ANÁLISE: PMDB, o partido-ônibus

A expressão usada por FHC nos anos 1970 serve de metáfora para a avacalhação atual; salvo exceções, o fisiologismo é o dínamo do motor e os cargos públicos, a solda do chassi

Carlos Melo*, O Estado de S.Paulo

10 Novembro 2017 | 05h00

Nos anos 1970, Fernando Henrique classificou o MDB de "partido-ônibus": um agregado de personagens heterogêneos entre si, definido pelo combate ao regime militar. Uma frente chamada de "partido" por licença poética e pelo bipartidarismo dos generais. Aglutinava a "oposição", mesmo que vários de seus membros não fossem tão oposicionistas assim.

Mas, o MDB possuía pudores e princípios; contava com lideranças capazes de articular a unidade nacional da sigla.
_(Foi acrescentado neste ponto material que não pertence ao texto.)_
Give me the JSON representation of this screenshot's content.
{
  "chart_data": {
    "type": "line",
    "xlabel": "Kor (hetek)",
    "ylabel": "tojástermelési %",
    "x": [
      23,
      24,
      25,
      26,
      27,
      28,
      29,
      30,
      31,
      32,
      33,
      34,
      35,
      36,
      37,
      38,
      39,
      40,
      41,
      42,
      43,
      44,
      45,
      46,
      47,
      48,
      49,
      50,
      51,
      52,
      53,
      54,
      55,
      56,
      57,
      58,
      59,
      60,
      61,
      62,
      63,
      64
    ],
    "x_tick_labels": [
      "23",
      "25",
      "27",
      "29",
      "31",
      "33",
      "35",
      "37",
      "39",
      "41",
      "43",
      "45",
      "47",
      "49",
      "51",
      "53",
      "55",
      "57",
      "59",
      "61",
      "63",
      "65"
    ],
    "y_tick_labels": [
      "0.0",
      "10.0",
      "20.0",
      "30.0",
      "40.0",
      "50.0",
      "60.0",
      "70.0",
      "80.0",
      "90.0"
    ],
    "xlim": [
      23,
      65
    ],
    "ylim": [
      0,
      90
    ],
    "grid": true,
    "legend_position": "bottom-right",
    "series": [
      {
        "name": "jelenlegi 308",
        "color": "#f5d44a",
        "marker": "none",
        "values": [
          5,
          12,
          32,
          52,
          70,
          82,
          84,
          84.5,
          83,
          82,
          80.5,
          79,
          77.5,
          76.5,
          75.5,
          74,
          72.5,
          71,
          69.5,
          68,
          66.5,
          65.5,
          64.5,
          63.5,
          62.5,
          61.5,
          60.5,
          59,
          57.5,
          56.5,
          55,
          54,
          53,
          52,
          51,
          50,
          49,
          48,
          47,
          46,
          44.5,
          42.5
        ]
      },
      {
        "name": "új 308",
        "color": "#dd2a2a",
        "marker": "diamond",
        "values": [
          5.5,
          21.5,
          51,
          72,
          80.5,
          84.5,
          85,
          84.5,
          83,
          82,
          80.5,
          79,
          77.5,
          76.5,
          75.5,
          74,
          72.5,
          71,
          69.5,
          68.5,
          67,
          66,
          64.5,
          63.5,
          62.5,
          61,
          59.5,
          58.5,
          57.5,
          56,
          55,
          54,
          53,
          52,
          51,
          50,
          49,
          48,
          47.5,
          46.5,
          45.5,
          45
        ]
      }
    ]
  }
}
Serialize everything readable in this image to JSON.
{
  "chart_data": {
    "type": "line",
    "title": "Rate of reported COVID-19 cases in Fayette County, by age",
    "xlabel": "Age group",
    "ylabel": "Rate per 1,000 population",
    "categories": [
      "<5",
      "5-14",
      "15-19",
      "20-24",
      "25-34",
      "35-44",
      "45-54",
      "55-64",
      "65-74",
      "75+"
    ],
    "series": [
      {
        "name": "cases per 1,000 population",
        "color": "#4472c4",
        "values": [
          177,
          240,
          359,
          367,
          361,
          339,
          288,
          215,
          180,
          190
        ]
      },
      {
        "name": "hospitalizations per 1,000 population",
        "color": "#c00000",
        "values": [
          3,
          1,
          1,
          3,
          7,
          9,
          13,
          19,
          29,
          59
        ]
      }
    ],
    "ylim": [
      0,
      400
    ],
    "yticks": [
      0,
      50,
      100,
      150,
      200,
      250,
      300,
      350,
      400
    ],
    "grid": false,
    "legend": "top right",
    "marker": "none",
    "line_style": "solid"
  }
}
Havia, sim, fisiologismo e defecções eventuais, mas a lógica era mais política que franciscana (o "é dando que se recebe"). Na direção, gente como Franco Montoro, Tancredo Neves, Ulysses Guimarães, Thales Ramalho, Paulo Brossard.

Seu sucessor histórico, o PMDB, herdou-lhe as iniciais do nome, muito dos vícios e nenhuma das virtudes.

A expressão usada por FHC serve de metáfora para a avacalhação atual. (Diga-se, a seu favor, que não foi apenas com o PMDB; no geral, deu-se a peemedebização do sistema.) O partido compreende um ônibus lotado de políticos sem identidade comum, nem conexão com a sociedade; vai tresloucado, sem freio, em direção aos recursos públicos.

Ao motorista circunstancial — presidente nacional — cabe deixar fluir os interesses da cacicaria, sem conflitos; somente quem perde força local é molestado.  Não por acaso, Michel Temer presidiu o PMDB por tanto tempo: casou à lógica geral os interesses parciais de famílias e consórcios regionais. Salvo exceções, o fisiologismo é o dínamo do motor; os cargos públicos, a solda do chassi.

O gene da sobrevivência política é dominante e subordina os demais. O destino do país, questão secundária: salvar a economia ao custo de não reeleger a si próprio é um despautério. Ainda mais quando nas tais prerrogativas — tão alargadas — do Foro Especial reside a liberdade (ou não) do sujeito.

Não há incoerência nos flertes com a candidatura de Lula, mesmo após o impeachment; o "interesse local" é soberano. As pesquisas dizem que o ex-presidente ainda cala fundo no eleitor do Nordeste — fosse em SP, haveria igual debandada —; onde houver um voto a transportar, o ônibus do PMDB passará por lá.

Sem Ulysses, Montoro ou Brossard; Renans, Eunícios, Michels e Geddéis retorcem-se a cada curva do caminho, nos buracos da via; no sacolejo da carroceira, agarram-se à balaustrada: "um passo à frente, por favor"; "vai descer?"; "não, só dar sinal".